Flight-level aircraft data are used to examine inner-core thermodynamic changes associated with eyewall replacement cycles (ERCs) and the role of the relict inner eyewall circulation on the evolution of the post ERC eye. At the start of an ERC, a warm dry eye typically undergoes a dramatic moistening and cooling process. Relative humidity values can quickly approach those observed in the moat. Near the end of an ERC the mean relative humidity difference between the eye and moat can be < 5%, but the mean equivalent potential temperature can be 10 K greater in the eye than in the moat. These two air masses are separated by the relict wind maximum. After and ERC, this feature is generally not evident in microwave imagery and can even be difficult to identify in the tangential wind profile, but it can have substantial ramifications on the subsequent evolution of the storm. The relict wind maximum remains within the post-ERC eye as a well-defined and persistent region of high inertial stability that is resistant to horizontal mixing. It acts as a “containment vessel” that confines the old-eye air mass within the post-ERC eye. It may also restrict subsidence over the storm center. This focuses subsidence induced warming in an annulus along the inner periphery of the active outer eyewall convection.
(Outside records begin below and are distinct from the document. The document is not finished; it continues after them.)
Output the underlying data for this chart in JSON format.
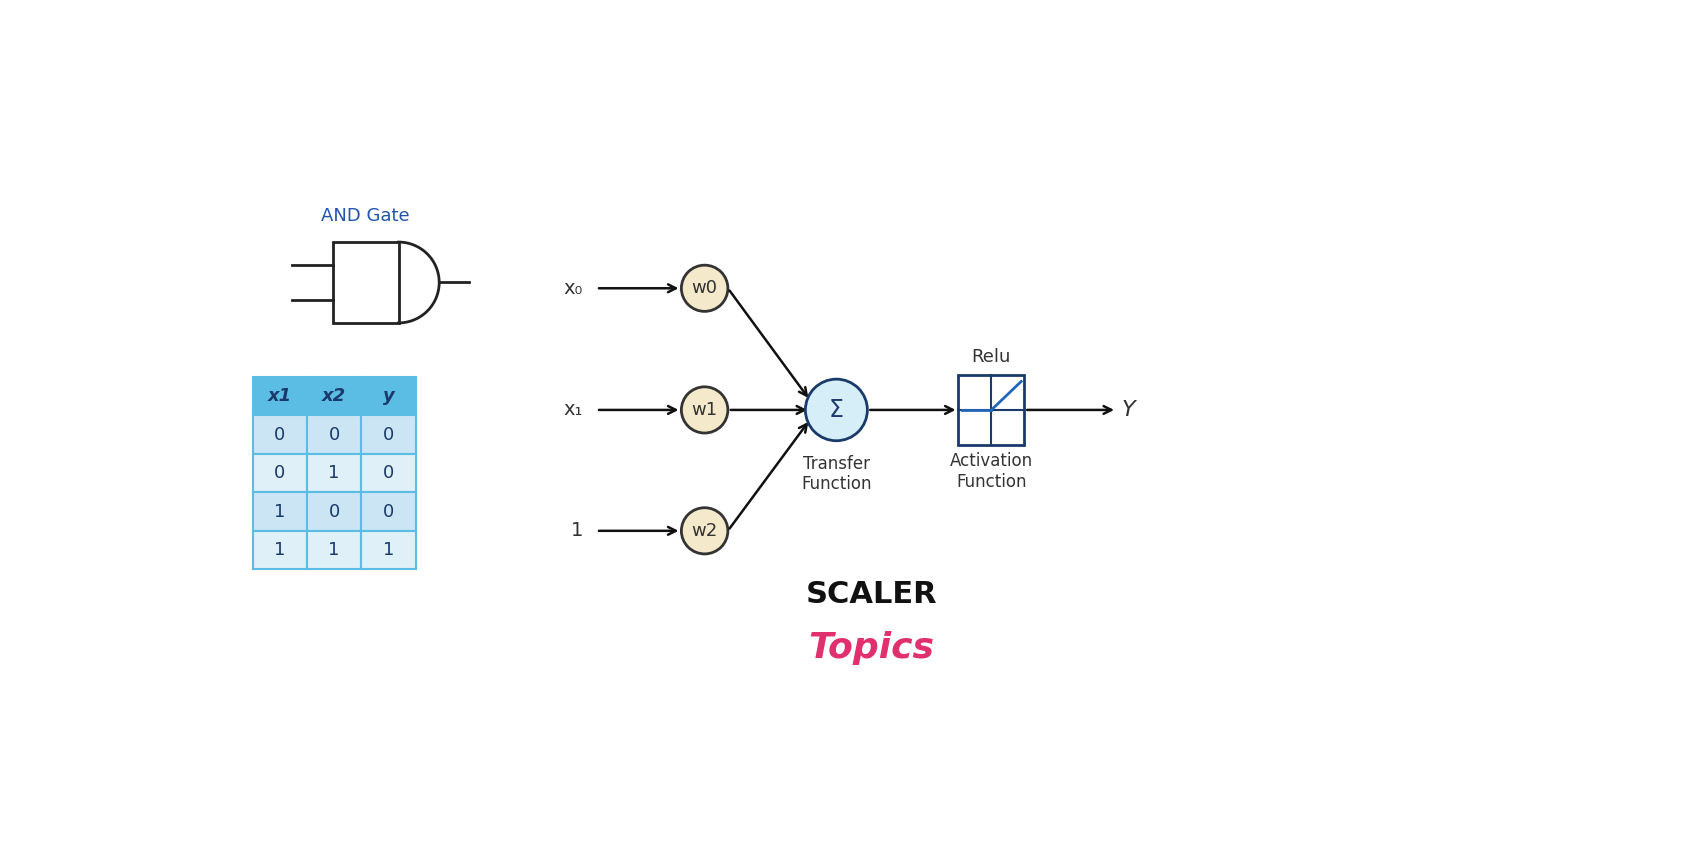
{
  "bg_color": "#ffffff",
  "title_color": "#2255aa",
  "table_header_color": "#5bbde4",
  "table_row_color1": "#cce5f5",
  "table_row_color2": "#dff0f8",
  "table_border_color": "#5bbde4",
  "table_text_color": "#1a3a6b",
  "gate_color": "#222222",
  "weight_circle_fill": "#f5e9cc",
  "weight_circle_edge": "#333333",
  "sum_circle_fill": "#d6eef8",
  "sum_circle_edge": "#1a3a6b",
  "arrow_color": "#111111",
  "relu_box_edge": "#1a3a6b",
  "relu_line_color": "#2266bb",
  "label_color": "#333333",
  "scaler_black": "#111111",
  "scaler_pink": "#e0306e",
  "and_gate_label": "AND Gate",
  "table_headers": [
    "x1",
    "x2",
    "y"
  ],
  "table_data": [
    [
      0,
      0,
      0
    ],
    [
      0,
      1,
      0
    ],
    [
      1,
      0,
      0
    ],
    [
      1,
      1,
      1
    ]
  ],
  "inputs": [
    "x₀",
    "x₁",
    "1"
  ],
  "weights": [
    "w0",
    "w1",
    "w2"
  ],
  "sum_label": "Σ",
  "transfer_label": "Transfer\nFunction",
  "relu_label": "Relu",
  "activation_label": "Activation\nFunction",
  "output_label": "Y"
}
This disproportionate warming modifies the surface pressure and tangential profile and transforms them into a more “U-shape”. This makes the eyewall more barotropically unstable. This has implications on Rossby wave theory, polygonal eyewalls, eye-eyewall mixing, and the maximum intensity of a hurricane. In addition, this steepens the pressure profile and increases the pressure gradient which contributes to the intensification of the primary eyewall. The lack of active convection and subsidence over the storm center allows the minimum central pressure to rise while this intensification occurs, creating an anomalous pressure-wind relationship. When the relict wind maximum dissipates, the air masses in the eye are free to mix and subsidence can resume over the storm center.